UDOT and University of Utah researchers are collecting data to find out how a new material reacts under the stress of freeway traffic.
Instead of the usual steel rebar, the concrete deck panels on the Beaver Creek Bridge on US-6 are internally supported with Fiber Reinforced Polymer. The bridge has sensors that measure strain and trigger a camera to snap a photo when the bridge is stressed to a predefined limit. The photos and data collected by the sensors are part of a study that is helping University of Utah researchers and UDOT accumulate information about FRP, a material that may make make bridge decks last much longer.

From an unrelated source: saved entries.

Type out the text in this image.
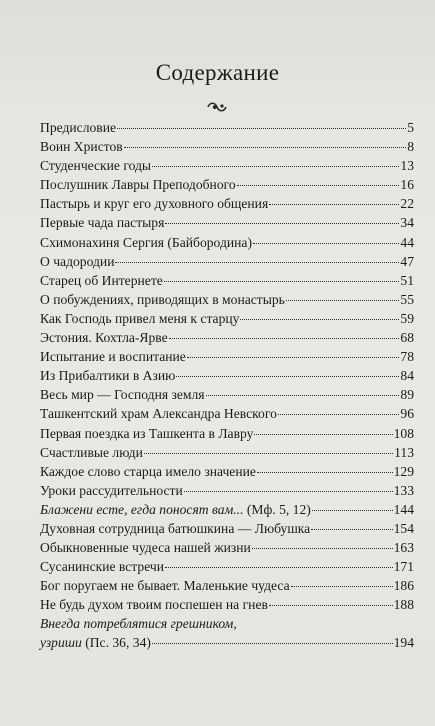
Содержание
Предисловие	5
Воин Христов	8
Студенческие годы	13
Послушник Лавры Преподобного	16
Пастырь и круг его духовного общения	22
Первые чада пастыря	34
Схимонахиня Сергия (Байбородина)	44
О чадородии	47
Старец об Интернете	51
О побуждениях, приводящих в монастырь	55
Как Господь привел меня к старцу	59
Эстония. Кохтла-Ярве	68
Испытание и воспитание	78
Из Прибалтики в Азию	84
Весь мир — Господня земля	89
Ташкентский храм Александра Невского	96
Первая поездка из Ташкента в Лавру	108
Счастливые люди	113
Каждое слово старца имело значение	129
Уроки рассудительности	133
Блажени есте, егда поносят вам... (Мф. 5, 12)	144
Духовная сотрудница батюшкина — Любушка	154
Обыкновенные чудеса нашей жизни	163
Сусанинские встречи	171
Бог поругаем не бывает. Маленькие чудеса	186
Не будь духом твоим поспешен на гнев	188
Внегда потреблятися грешником,
узриши (Пс. 36, 34)	194
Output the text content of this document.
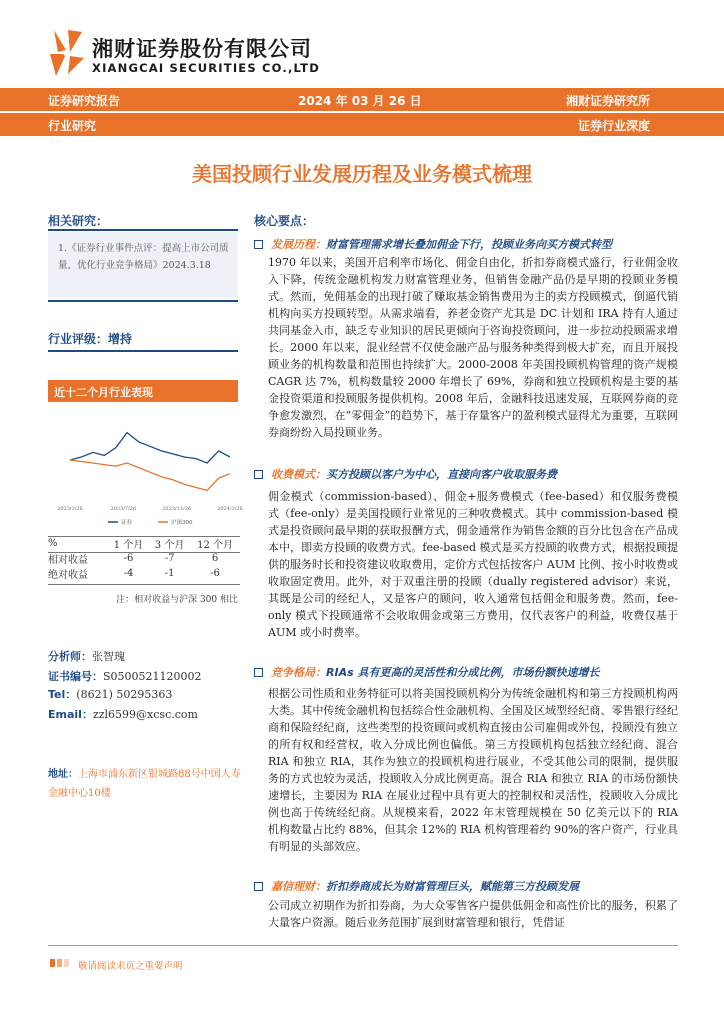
湘财证券股份有限公司
XIANGCAI SECURITIES CO.,LTD
证券研究报告	2024 年 03 月 26 日	湘财证券研究所
行业研究	证券行业深度
美国投顾行业发展历程及业务模式梳理
相关研究：
1.《证券行业事件点评：提高上市公司质量，优化行业竞争格局》2024.3.18
行业评级：增持
近十二个月行业表现
2023/3/26	2023/7/26	2023/11/26	2024/3/26
证券	沪深300
%	1 个月	3 个月	12 个月
相对收益	-6	-7	6
绝对收益	-4	-1	-6
注：相对收益与沪深 300 相比
分析师：张智瑰
证书编号：S0500521120002
Tel：(8621) 50295363
Email：zzl6599@xcsc.com
地址：上海市浦东新区银城路88号中国人寿金融中心10楼
核心要点：
发展历程：财富管理需求增长叠加佣金下行，投顾业务向买方模式转型
1970 年以来，美国开启利率市场化、佣金自由化，折扣券商模式盛行，行业佣金收入下降，传统金融机构发力财富管理业务，但销售金融产品仍是早期的投顾业务模式。然而，免佣基金的出现打破了赚取基金销售费用为主的卖方投顾模式，倒逼代销机构向买方投顾转型。从需求端看，养老金资产尤其是 DC 计划和 IRA 持有人通过共同基金入市，缺乏专业知识的居民更倾向于咨询投资顾问，进一步拉动投顾需求增长。2000 年以来，混业经营不仅使金融产品与服务种类得到极大扩充，而且开展投顾业务的机构数量和范围也持续扩大。2000-2008 年美国投顾机构管理的资产规模 CAGR 达 7%，机构数量较 2000 年增长了 69%，券商和独立投顾机构是主要的基金投资渠道和投顾服务提供机构。2008 年后，金融科技迅速发展，互联网券商的竞争愈发激烈，在“零佣金”的趋势下，基于存量客户的盈利模式显得尤为重要，互联网券商纷纷入局投顾业务。
收费模式：买方投顾以客户为中心，直接向客户收取服务费
佣金模式（commission-based）、佣金+服务费模式（fee-based）和仅服务费模式（fee-only）是美国投顾行业常见的三种收费模式。其中 commission-based 模式是投资顾问最早期的获取报酬方式，佣金通常作为销售金额的百分比包含在产品成本中，即卖方投顾的收费方式。fee-based 模式是买方投顾的收费方式，根据投顾提供的服务时长和投资建议收取费用，定价方式包括按客户 AUM 比例、按小时收费或收取固定费用。此外，对于双重注册的投顾（dually registered advisor）来说，其既是公司的经纪人，又是客户的顾问，收入通常包括佣金和服务费。然而，fee-only 模式下投顾通常不会收取佣金或第三方费用，仅代表客户的利益，收费仅基于 AUM 或小时费率。
竞争格局：RIAs 具有更高的灵活性和分成比例，市场份额快速增长
根据公司性质和业务特征可以将美国投顾机构分为传统金融机构和第三方投顾机构两大类。其中传统金融机构包括综合性金融机构、全国及区域型经纪商、零售银行经纪商和保险经纪商，这些类型的投资顾问或机构直接由公司雇佣或外包，投顾没有独立的所有权和经营权，收入分成比例也偏低。第三方投顾机构包括独立经纪商、混合 RIA 和独立 RIA，其作为独立的投顾机构进行展业，不受其他公司的限制，提供服务的方式也较为灵活，投顾收入分成比例更高。混合 RIA 和独立 RIA 的市场份额快速增长，主要因为 RIA 在展业过程中具有更大的控制权和灵活性，投顾收入分成比例也高于传统经纪商。从规模来看，2022 年末管理规模在 50 亿美元以下的 RIA 机构数量占比约 88%，但其余 12%的 RIA 机构管理着约 90%的客户资产，行业具有明显的头部效应。
嘉信理财：折扣券商成长为财富管理巨头，赋能第三方投顾发展
公司成立初期作为折扣券商，为大众零售客户提供低佣金和高性价比的服务，积累了大量客户资源。随后业务范围扩展到财富管理和银行，凭借证
敬请阅读末页之重要声明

“The number one cause of degradation of bridges is rusting steel inside concrete,” says Fred Doehring, Deputy Structural Engineer at UDOT. Bridges are designed to last 75 years or longer while decks only last 40 to 45 years.
The GFRP is formed into bars that look similar to rebar. FRP has a tensile strength greater than steel but weighs much less, steel which means the grid is easy to place. Deck panels are also easier to transport.
Beaver Creek Bridge was designed by UDOT’s Rebecca Nix, who says she has really enjoyed the project. Nix is helping to evaluate the new information along with researchers. By using FRP data collected in a real-world setting, UDOT will know how to “design based on what’s really happening.”